Le sourire de Fatma Hassona

Cinéma. En avril 2024, la réalisatrice iranienne Sepideh Farsi ne parvient pas à se rendre à Rafah. Refoulée à la frontière, elle pense devoir faire une croix sur son projet de documenter en images la vie des Palestiniens sous l’occupation israélienne. Pourtant, quelque temps plus tard, elle entre en contact avec la photojournaliste Fatma Hassona. Le projet prend alors une tout autre dimension : Sepideh Farsi filme ce qui l’entoure – des écrans de télévision, les écrans sur lesquels apparaît Fatma -, et la photojournaliste filme son quotidien. Mises bout à bout, ces scènes forment le documentaire Put your soul on your hand and walk, sorti le 24 septembre dernier. Les deux femmes ne se rencontrent jamais, mais tandis qu’un lien se crée entre elles, une histoire commune s’écrit. « Elle m’a prêté ses yeux pour voir Gaza où elle résistait en documentant la guerre, et moi, je suis devenue un lien entre elle et le reste du monde”, résume la réalisatrice. Fatma Hassona a été assassinée, avec six membres de sa famille, lors d’une frappe israélienne sur sa maison le 16 avril 2025. Son sourire, digne et puissant, illumine le film.
Le 29 novembre à la Cinémathèque de Tanger, les 30 novembre et 2 décembre à l’Institut français de Rabat.
Ondes méditerranéennes
Festival. Du 4 au 7 décembre, l’Institut français de Casablanca accueille la deuxième édition d’Amwaj, festival dédié au podcast, à la création sonore et aux idées qui traversent la Méditerranée.
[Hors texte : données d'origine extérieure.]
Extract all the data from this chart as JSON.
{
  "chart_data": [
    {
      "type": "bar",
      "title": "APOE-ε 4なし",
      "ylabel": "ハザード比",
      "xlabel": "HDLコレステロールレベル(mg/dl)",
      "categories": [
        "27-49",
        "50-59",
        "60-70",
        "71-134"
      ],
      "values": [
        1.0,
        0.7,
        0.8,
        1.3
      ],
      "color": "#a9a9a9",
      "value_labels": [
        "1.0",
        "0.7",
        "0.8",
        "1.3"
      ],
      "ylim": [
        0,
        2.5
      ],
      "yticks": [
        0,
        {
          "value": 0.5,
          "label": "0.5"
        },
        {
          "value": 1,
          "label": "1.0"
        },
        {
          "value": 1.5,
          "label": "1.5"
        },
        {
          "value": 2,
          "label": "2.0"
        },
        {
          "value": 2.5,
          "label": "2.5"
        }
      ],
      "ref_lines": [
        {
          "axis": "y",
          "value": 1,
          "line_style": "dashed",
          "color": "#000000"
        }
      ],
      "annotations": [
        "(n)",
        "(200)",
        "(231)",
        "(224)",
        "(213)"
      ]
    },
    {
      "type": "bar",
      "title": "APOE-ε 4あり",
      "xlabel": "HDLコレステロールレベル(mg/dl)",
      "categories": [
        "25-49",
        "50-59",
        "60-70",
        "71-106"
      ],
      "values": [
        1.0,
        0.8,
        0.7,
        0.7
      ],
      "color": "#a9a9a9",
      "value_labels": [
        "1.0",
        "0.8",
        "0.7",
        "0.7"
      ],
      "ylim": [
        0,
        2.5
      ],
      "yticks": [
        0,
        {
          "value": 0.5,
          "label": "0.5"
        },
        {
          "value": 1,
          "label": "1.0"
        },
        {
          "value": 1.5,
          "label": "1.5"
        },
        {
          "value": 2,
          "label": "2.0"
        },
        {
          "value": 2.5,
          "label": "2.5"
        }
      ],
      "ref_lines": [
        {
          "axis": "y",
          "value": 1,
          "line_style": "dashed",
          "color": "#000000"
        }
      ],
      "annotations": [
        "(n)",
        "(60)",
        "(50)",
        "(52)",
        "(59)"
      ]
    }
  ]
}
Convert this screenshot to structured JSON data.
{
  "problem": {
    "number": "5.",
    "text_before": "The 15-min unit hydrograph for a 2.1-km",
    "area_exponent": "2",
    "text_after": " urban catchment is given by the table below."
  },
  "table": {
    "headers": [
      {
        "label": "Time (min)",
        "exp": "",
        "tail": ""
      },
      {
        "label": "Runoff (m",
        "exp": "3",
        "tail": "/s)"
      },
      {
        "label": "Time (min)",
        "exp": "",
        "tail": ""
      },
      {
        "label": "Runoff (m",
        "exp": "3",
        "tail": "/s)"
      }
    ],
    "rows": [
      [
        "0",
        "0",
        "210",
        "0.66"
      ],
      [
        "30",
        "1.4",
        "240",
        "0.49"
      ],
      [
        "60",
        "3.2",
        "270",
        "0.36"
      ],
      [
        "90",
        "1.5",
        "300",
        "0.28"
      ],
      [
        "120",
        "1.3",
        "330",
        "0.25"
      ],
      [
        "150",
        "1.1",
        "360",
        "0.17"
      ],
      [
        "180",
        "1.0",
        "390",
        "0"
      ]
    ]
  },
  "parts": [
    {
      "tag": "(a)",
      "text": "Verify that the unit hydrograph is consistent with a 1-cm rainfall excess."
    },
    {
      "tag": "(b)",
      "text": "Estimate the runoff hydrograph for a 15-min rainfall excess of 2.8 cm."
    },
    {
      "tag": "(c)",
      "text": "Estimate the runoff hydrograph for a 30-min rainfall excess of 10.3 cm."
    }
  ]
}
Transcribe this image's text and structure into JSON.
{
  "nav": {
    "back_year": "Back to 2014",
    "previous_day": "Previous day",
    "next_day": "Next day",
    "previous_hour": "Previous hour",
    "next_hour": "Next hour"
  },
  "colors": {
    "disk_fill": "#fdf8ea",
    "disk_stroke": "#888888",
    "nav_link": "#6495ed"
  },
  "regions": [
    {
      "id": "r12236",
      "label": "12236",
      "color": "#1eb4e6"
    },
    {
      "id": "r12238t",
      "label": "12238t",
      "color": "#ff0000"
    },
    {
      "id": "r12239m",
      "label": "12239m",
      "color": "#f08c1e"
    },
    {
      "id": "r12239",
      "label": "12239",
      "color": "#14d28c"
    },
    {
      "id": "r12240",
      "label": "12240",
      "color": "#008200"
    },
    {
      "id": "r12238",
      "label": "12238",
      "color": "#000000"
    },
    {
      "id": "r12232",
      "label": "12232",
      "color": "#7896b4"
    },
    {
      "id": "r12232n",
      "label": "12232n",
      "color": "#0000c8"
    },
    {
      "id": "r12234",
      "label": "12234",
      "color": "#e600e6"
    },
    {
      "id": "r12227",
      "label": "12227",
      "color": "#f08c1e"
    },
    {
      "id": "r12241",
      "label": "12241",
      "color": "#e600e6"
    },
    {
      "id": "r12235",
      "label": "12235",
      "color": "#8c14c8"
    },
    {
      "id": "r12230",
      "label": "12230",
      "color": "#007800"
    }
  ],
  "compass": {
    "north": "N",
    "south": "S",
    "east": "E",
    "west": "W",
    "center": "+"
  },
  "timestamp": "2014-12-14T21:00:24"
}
Une cinquantaine d’intervenants venus du Maroc et de France investissent les lieux pour des tables rondes, écoutes collectives et performances live. Parmi les moments phares de la programmation, le grand reporter Omar Ouahmane, qui va décrypter les bouleversements au Moyen-Orient, tandis que l’artiste M’Barek Bouhchichi et la podcasteuse Nawal Benali vont interroger la présence des communautés noires en Afrique du Nord. L’amazighité résonnera à travers l’installation de Badr El Hammami et la rencontre explosive entre Tekchbila et Ahwach Bnat Louz, qui vont fusionner tradition et électronique expérimentale.
Du 4 au 7 décembre à l’Institut français de Casablanca.
Mille et une cordes

Concert. L’Orchestre philharmonique du Maroc propose une relecture audacieuse du Shéhérazade de Rimski-Korsakov, dans lequel l’Orient des contes rencontre un orchestre symphonique. Sous la direction de Wolfgang Doerner, cette partition mythique du 19e siècle s’enrichit des timbres du oud, du qanoun et du nay, instruments qui dialoguent avec les cordes occidentales pour recréer l’atmosphère des Mille et Une Nuits. Deux récitantes prêteront leur voix au personnage légendaire, insufflant en arabe l’émotion et la détermination de cette conteuse qui a sauvé sa vie grâce à son talent. Le concert sera clôturé avec La Valse de Ravel, virevoltante et mélancolique.
Du 2 au 7 décembre à Rabat, Casablanca et Tanger.
60 ans de chansons

Concert. Du haut de ses 83 ans, le chanteur Michel Fugain continue de se produire sur scène. Il revient à Casablanca avec un concert qui condense soixante ans de chansons et de rencontres avec son public. La vie, l’amour etc. est le nom de son 22e album studio, composé de dix chansons originales qui couronnent une carrière musicale entamée dans les années 1960. La scène, ça conserve !
Le 5 décembre au Megarama de Casablanca.
L’amour en trois épisodes

Cinéma. L’uZine reprend sa programmation ciné-débat avec une projection de la trilogie Before de Richard Linklater, acclamée par la critique, et considérée comme l’une des plus belles histoires d’amour du cinéma contemporain. Chaque opus a été tourné et réalisé à neuf années d’intervalle, le premier étant sorti en 1995. La projection sera suivie d’un débat animé par le duo derrière le podcast Movies b Darija.
Le 29 novembre à l’uZine, Casablanca.